If you’ve read my personal blog, PixoBebo, you know I can come down hard on Apple when it’s justified, and rush to defend when I see or read mistreatment. After following Apple closely for much of the Steve Jobs second coming era, how does the new Apple under Tim Cook and crew compare?
What’s Old Is New Again
To start, let me state that the Apple under Steve Jobs’ second reign was not much like the original Apple. There was less hubris and bravado than Apple of the early to mid-1980s.
Maybe Steve Jobs had matured, but he ran Apple with a disciplined hand, and just the right balance of pragmatism and vision for Apple to create more next great things than any other tech company.
Alright, how is Apple faring under CEO Tim Cook, who, by the way, studied at Jobs’ right hand for much of the second coming?
There are changes, yes. But there are no discernible differences in how Apple operates now vs. then.
I know what you’re thinking. ‘Wait a minute, Kate. What about this long and growing line of issues that never would have occurred under Steve Jobs?‘
There’s Apple’s Maps and the divorce from Google, all the patent lawsuits, the canning of Jobs protege Scott Forstall, the slow product refresh rate, the giving of money back to shareholders, the hatred of Samsung, and the stock price and iBook Store fiascos.
Seriously?
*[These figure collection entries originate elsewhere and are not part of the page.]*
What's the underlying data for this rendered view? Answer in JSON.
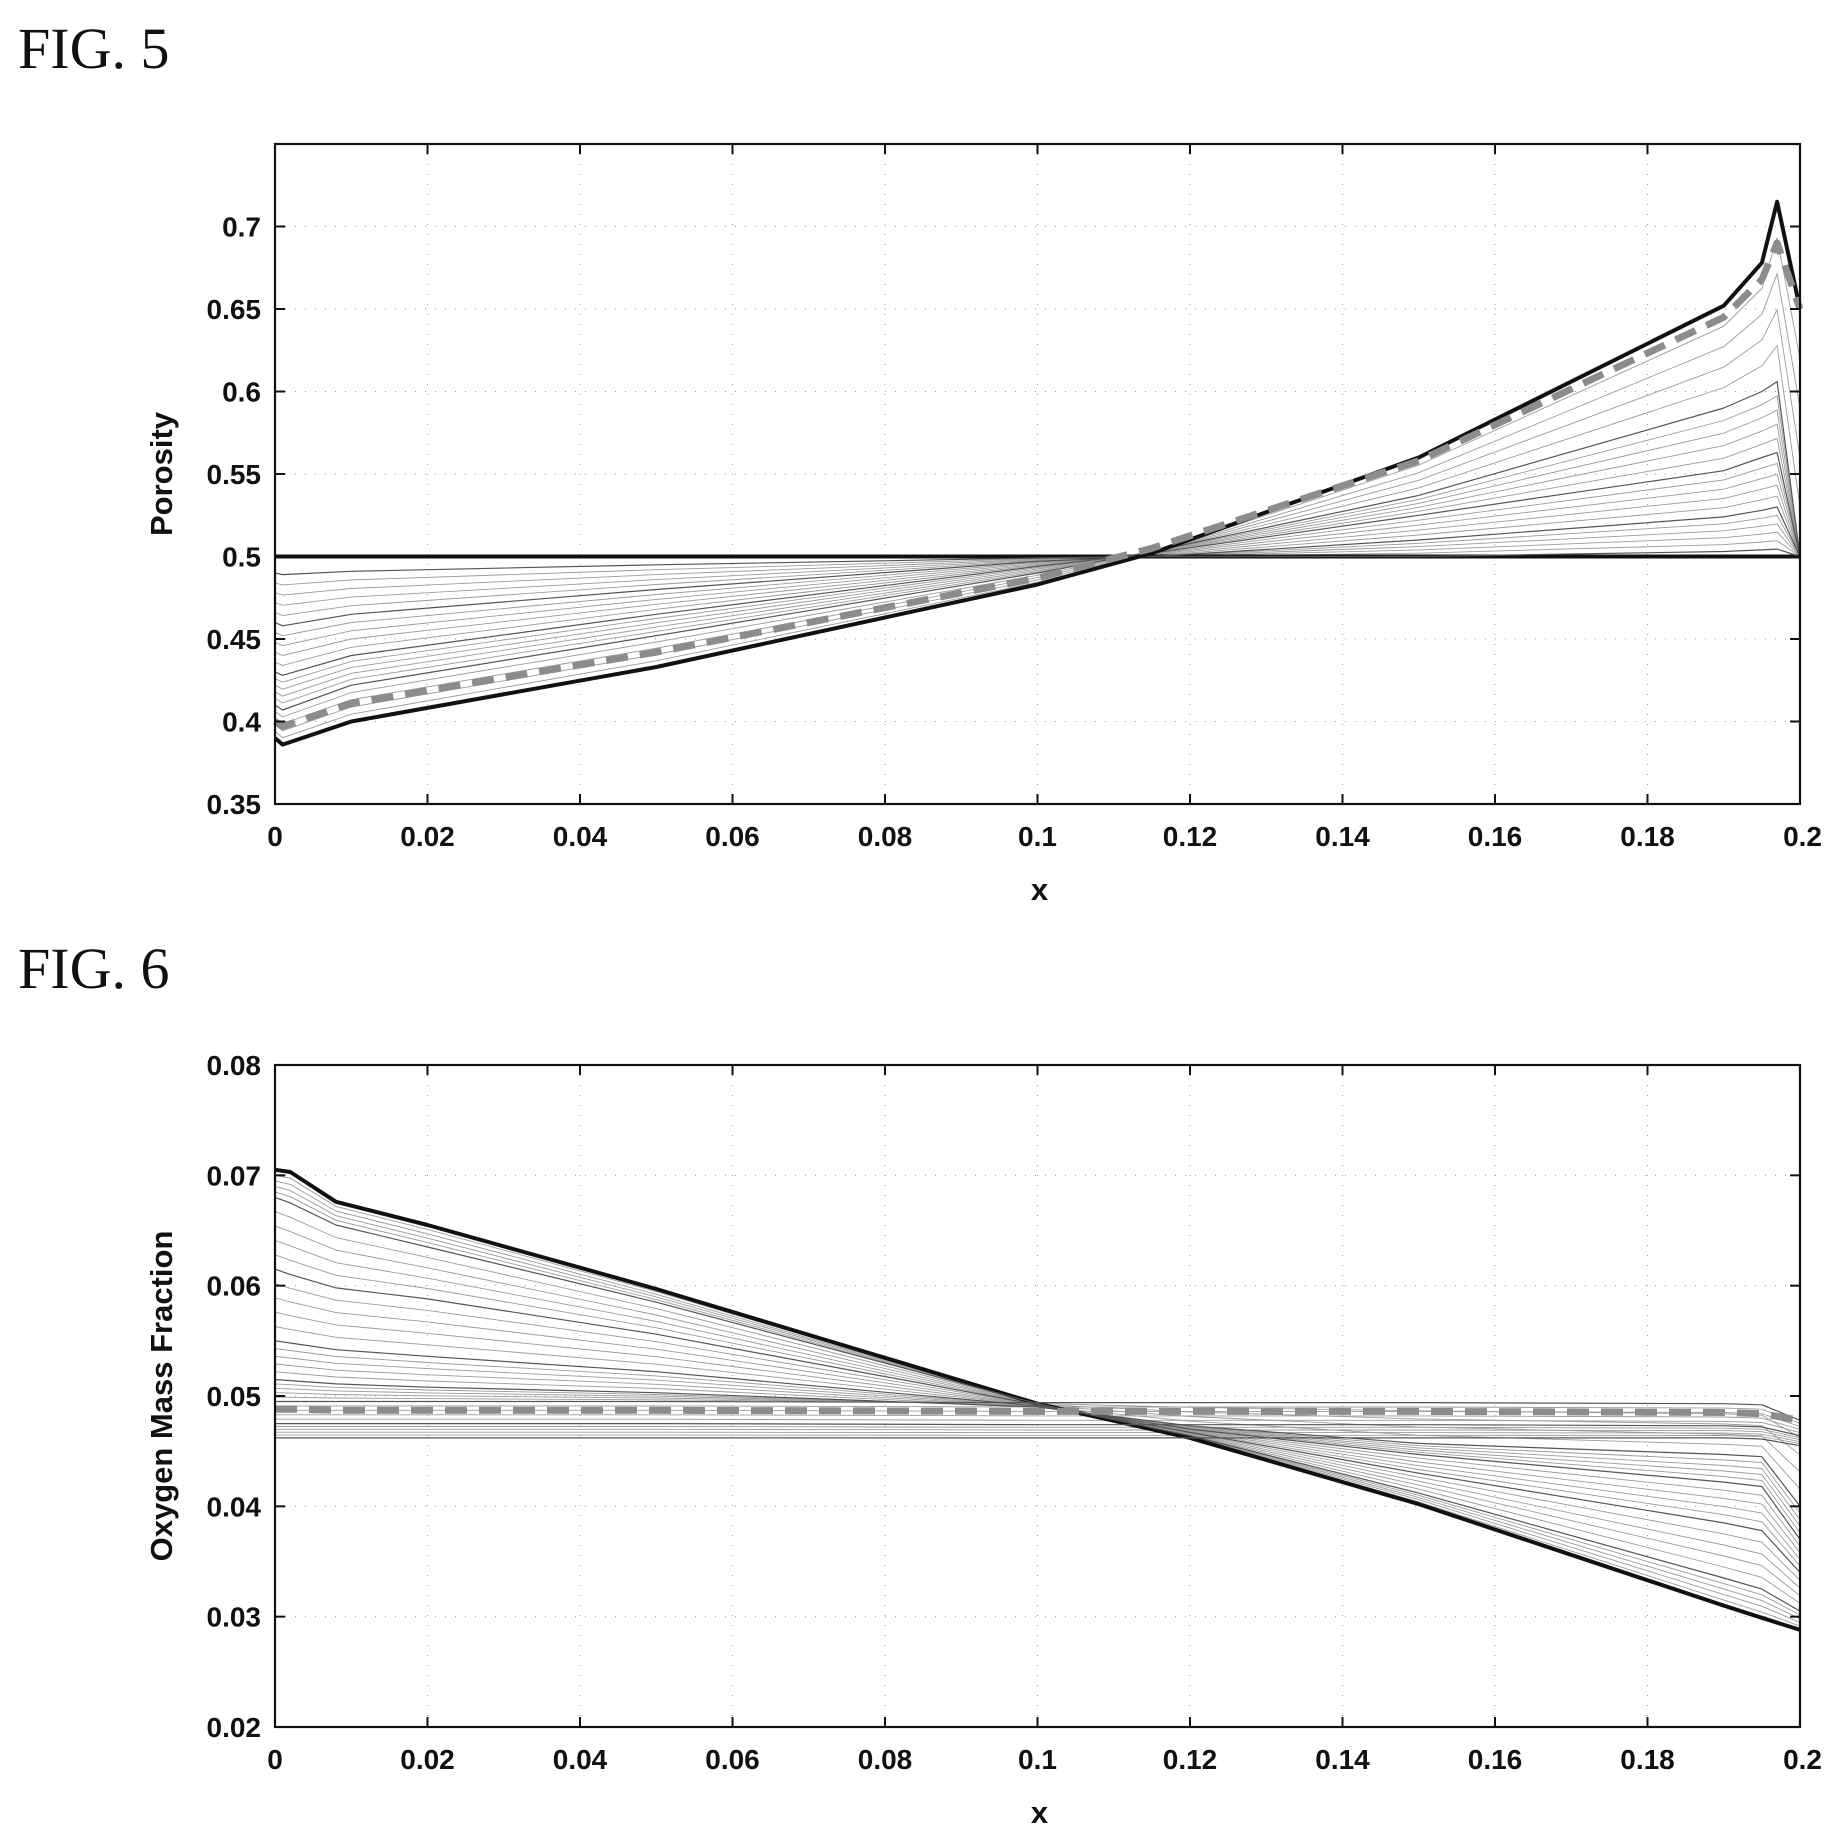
{
  "figures": [
    {
      "label": "FIG. 5",
      "chart_data": {
        "type": "line",
        "title": "",
        "xlabel": "x",
        "ylabel": "Porosity",
        "xlim": [
          0,
          0.2
        ],
        "ylim": [
          0.35,
          0.75
        ],
        "xticks": [
          0,
          0.02,
          0.04,
          0.06,
          0.08,
          0.1,
          0.12,
          0.14,
          0.16,
          0.18,
          0.2
        ],
        "xtick_labels": [
          "0",
          "0.02",
          "0.04",
          "0.06",
          "0.08",
          "0.1",
          "0.12",
          "0.14",
          "0.16",
          "0.18",
          "0.2"
        ],
        "yticks": [
          0.35,
          0.4,
          0.45,
          0.5,
          0.55,
          0.6,
          0.65,
          0.7
        ],
        "ytick_labels": [
          "0.35",
          "0.4",
          "0.45",
          "0.5",
          "0.55",
          "0.6",
          "0.65",
          "0.7"
        ],
        "grid": "dotted",
        "legend": "none",
        "line_color": "#111111",
        "dashed_color": "#8c8c8c",
        "series": [
          {
            "style": "solid-bold",
            "x": [
              0,
              0.2
            ],
            "y": [
              0.5,
              0.5
            ]
          },
          {
            "style": "solid",
            "x": [
              0,
              0.001,
              0.01,
              0.05,
              0.1,
              0.115,
              0.15,
              0.19,
              0.195,
              0.197,
              0.2
            ],
            "y": [
              0.49,
              0.489,
              0.491,
              0.495,
              0.499,
              0.5,
              0.5,
              0.503,
              0.504,
              0.5045,
              0.5
            ]
          },
          {
            "style": "solid",
            "x": [
              0,
              0.001,
              0.01,
              0.05,
              0.1,
              0.115,
              0.15,
              0.19,
              0.195,
              0.197,
              0.2
            ],
            "y": [
              0.46,
              0.458,
              0.465,
              0.48,
              0.497,
              0.5,
              0.51,
              0.524,
              0.528,
              0.53,
              0.5
            ]
          },
          {
            "style": "solid",
            "x": [
              0,
              0.001,
              0.01,
              0.05,
              0.1,
              0.115,
              0.15,
              0.19,
              0.195,
              0.197,
              0.2
            ],
            "y": [
              0.43,
              0.428,
              0.44,
              0.465,
              0.494,
              0.502,
              0.525,
              0.552,
              0.56,
              0.563,
              0.5
            ]
          },
          {
            "style": "solid",
            "x": [
              0,
              0.001,
              0.01,
              0.05,
              0.1,
              0.115,
              0.15,
              0.19,
              0.195,
              0.197,
              0.2
            ],
            "y": [
              0.41,
              0.407,
              0.422,
              0.452,
              0.49,
              0.503,
              0.537,
              0.59,
              0.6,
              0.606,
              0.5
            ]
          },
          {
            "style": "dashed-bold",
            "x": [
              0,
              0.001,
              0.01,
              0.05,
              0.1,
              0.115,
              0.15,
              0.19,
              0.195,
              0.197,
              0.2
            ],
            "y": [
              0.4,
              0.397,
              0.411,
              0.442,
              0.487,
              0.505,
              0.558,
              0.645,
              0.668,
              0.69,
              0.65
            ]
          },
          {
            "style": "solid-bold",
            "x": [
              0,
              0.001,
              0.01,
              0.05,
              0.1,
              0.115,
              0.15,
              0.19,
              0.195,
              0.197,
              0.2
            ],
            "y": [
              0.39,
              0.386,
              0.4,
              0.433,
              0.483,
              0.502,
              0.56,
              0.652,
              0.678,
              0.715,
              0.65
            ]
          }
        ]
      }
    },
    {
      "label": "FIG. 6",
      "chart_data": {
        "type": "line",
        "title": "",
        "xlabel": "x",
        "ylabel": "Oxygen Mass Fraction",
        "xlim": [
          0,
          0.2
        ],
        "ylim": [
          0.02,
          0.08
        ],
        "xticks": [
          0,
          0.02,
          0.04,
          0.06,
          0.08,
          0.1,
          0.12,
          0.14,
          0.16,
          0.18,
          0.2
        ],
        "xtick_labels": [
          "0",
          "0.02",
          "0.04",
          "0.06",
          "0.08",
          "0.1",
          "0.12",
          "0.14",
          "0.16",
          "0.18",
          "0.2"
        ],
        "yticks": [
          0.02,
          0.03,
          0.04,
          0.05,
          0.06,
          0.07,
          0.08
        ],
        "ytick_labels": [
          "0.02",
          "0.03",
          "0.04",
          "0.05",
          "0.06",
          "0.07",
          "0.08"
        ],
        "grid": "dotted",
        "legend": "none",
        "line_color": "#111111",
        "dashed_color": "#8c8c8c",
        "series": [
          {
            "style": "solid-bold",
            "x": [
              0,
              0.002,
              0.008,
              0.02,
              0.05,
              0.1,
              0.12,
              0.15,
              0.19,
              0.195,
              0.2
            ],
            "y": [
              0.0705,
              0.0703,
              0.0676,
              0.0655,
              0.0597,
              0.0493,
              0.0462,
              0.0402,
              0.031,
              0.0299,
              0.0288
            ]
          },
          {
            "style": "solid",
            "x": [
              0,
              0.002,
              0.008,
              0.02,
              0.05,
              0.1,
              0.12,
              0.15,
              0.19,
              0.195,
              0.2
            ],
            "y": [
              0.068,
              0.0675,
              0.0655,
              0.0635,
              0.0585,
              0.0493,
              0.0464,
              0.0412,
              0.0335,
              0.0325,
              0.0305
            ]
          },
          {
            "style": "solid",
            "x": [
              0,
              0.002,
              0.008,
              0.02,
              0.05,
              0.1,
              0.12,
              0.15,
              0.19,
              0.195,
              0.2
            ],
            "y": [
              0.0615,
              0.061,
              0.0598,
              0.0588,
              0.0556,
              0.0492,
              0.0467,
              0.043,
              0.0385,
              0.0378,
              0.034
            ]
          },
          {
            "style": "solid",
            "x": [
              0,
              0.002,
              0.008,
              0.02,
              0.05,
              0.1,
              0.12,
              0.15,
              0.19,
              0.195,
              0.2
            ],
            "y": [
              0.055,
              0.0548,
              0.0542,
              0.0536,
              0.0522,
              0.0491,
              0.047,
              0.0447,
              0.0422,
              0.0418,
              0.037
            ]
          },
          {
            "style": "solid",
            "x": [
              0,
              0.002,
              0.008,
              0.02,
              0.05,
              0.1,
              0.12,
              0.15,
              0.19,
              0.195,
              0.2
            ],
            "y": [
              0.0515,
              0.0514,
              0.0511,
              0.0508,
              0.0503,
              0.049,
              0.0473,
              0.0457,
              0.0447,
              0.0445,
              0.04
            ]
          },
          {
            "style": "dashed-bold",
            "x": [
              0,
              0.002,
              0.008,
              0.02,
              0.05,
              0.1,
              0.12,
              0.15,
              0.19,
              0.195,
              0.2
            ],
            "y": [
              0.0488,
              0.0488,
              0.0487,
              0.0487,
              0.0487,
              0.0486,
              0.0486,
              0.0486,
              0.0485,
              0.0484,
              0.0478
            ]
          },
          {
            "style": "solid",
            "x": [
              0,
              0.002,
              0.008,
              0.02,
              0.05,
              0.1,
              0.12,
              0.15,
              0.19,
              0.195,
              0.2
            ],
            "y": [
              0.0495,
              0.0495,
              0.0495,
              0.0495,
              0.0495,
              0.0494,
              0.0494,
              0.0494,
              0.0493,
              0.0492,
              0.0478
            ]
          },
          {
            "style": "solid",
            "x": [
              0,
              0.002,
              0.008,
              0.02,
              0.05,
              0.1,
              0.12,
              0.15,
              0.19,
              0.195,
              0.2
            ],
            "y": [
              0.0475,
              0.0475,
              0.0475,
              0.0475,
              0.0475,
              0.0474,
              0.0474,
              0.0474,
              0.0473,
              0.0472,
              0.0464
            ]
          },
          {
            "style": "solid",
            "x": [
              0,
              0.002,
              0.008,
              0.02,
              0.05,
              0.1,
              0.12,
              0.15,
              0.19,
              0.195,
              0.2
            ],
            "y": [
              0.0462,
              0.0462,
              0.0462,
              0.0462,
              0.0462,
              0.0462,
              0.0462,
              0.0462,
              0.0462,
              0.0461,
              0.0455
            ]
          }
        ]
      }
    }
  ]
}
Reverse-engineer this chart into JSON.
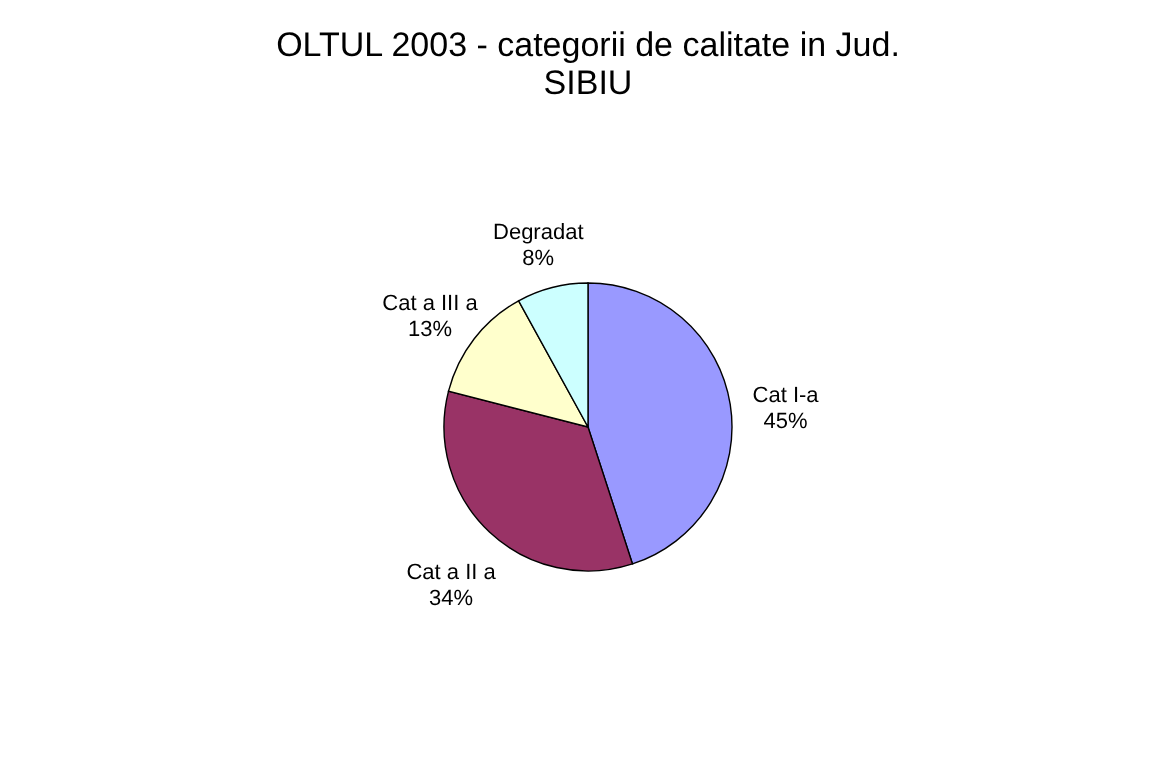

Does anyone who watches or studies Apple think those items would not have happened under Jobs’ reign?
How about MobileMe, Antennagate, patent lawsuits, product delays, and stock backdating issues and lawsuits? Apple under Jobs had similar high profile issues so it’s difficult to see that Apple is doing anything much differently under Cook.
Apple’s executive management team has a number of new players, of course, but executives left the company under Jobs as well (Avie Tevanian, Jon Rubenstein, Tony Fadell, Nancy Heinen, Bertrand Serlet, Fred Anderson), and not always under the best of circumstances.
Wasn’t Apple’s advertising better under Jobs watchful eye? Perhaps not so much. True, there were great iPod ads, wonderful ‘I’m a Mac, I’m a PC’ ads but there was also the infamous Intel flaming bunny ads and others that were as forgettable as the ‘Think Different’ ads are memorable.
Apple as a company has a culture, much of which was shaped by Jobs, but implemented by a cadre of lieutenants who still run the company’s day to day operations. Not much has actually changed, including the tendency for tech media to pile on Apple’s every move with a litany of ridiculous conclusions based upon flimsy evidence and less analysis.
As to those who decry Apple’s recent drop in profits and stall in revenue growth, please be reminded that Apple had some dark periods in the early part of the new century when Jobs ran the show. In fact, most of the recent stock climb and drop, and profit climb, and drop, came under Cook’s watch, not Jobs.
Despite the new products, renewed competition, and piles of riches, Apple seems pretty much like the same old Apple.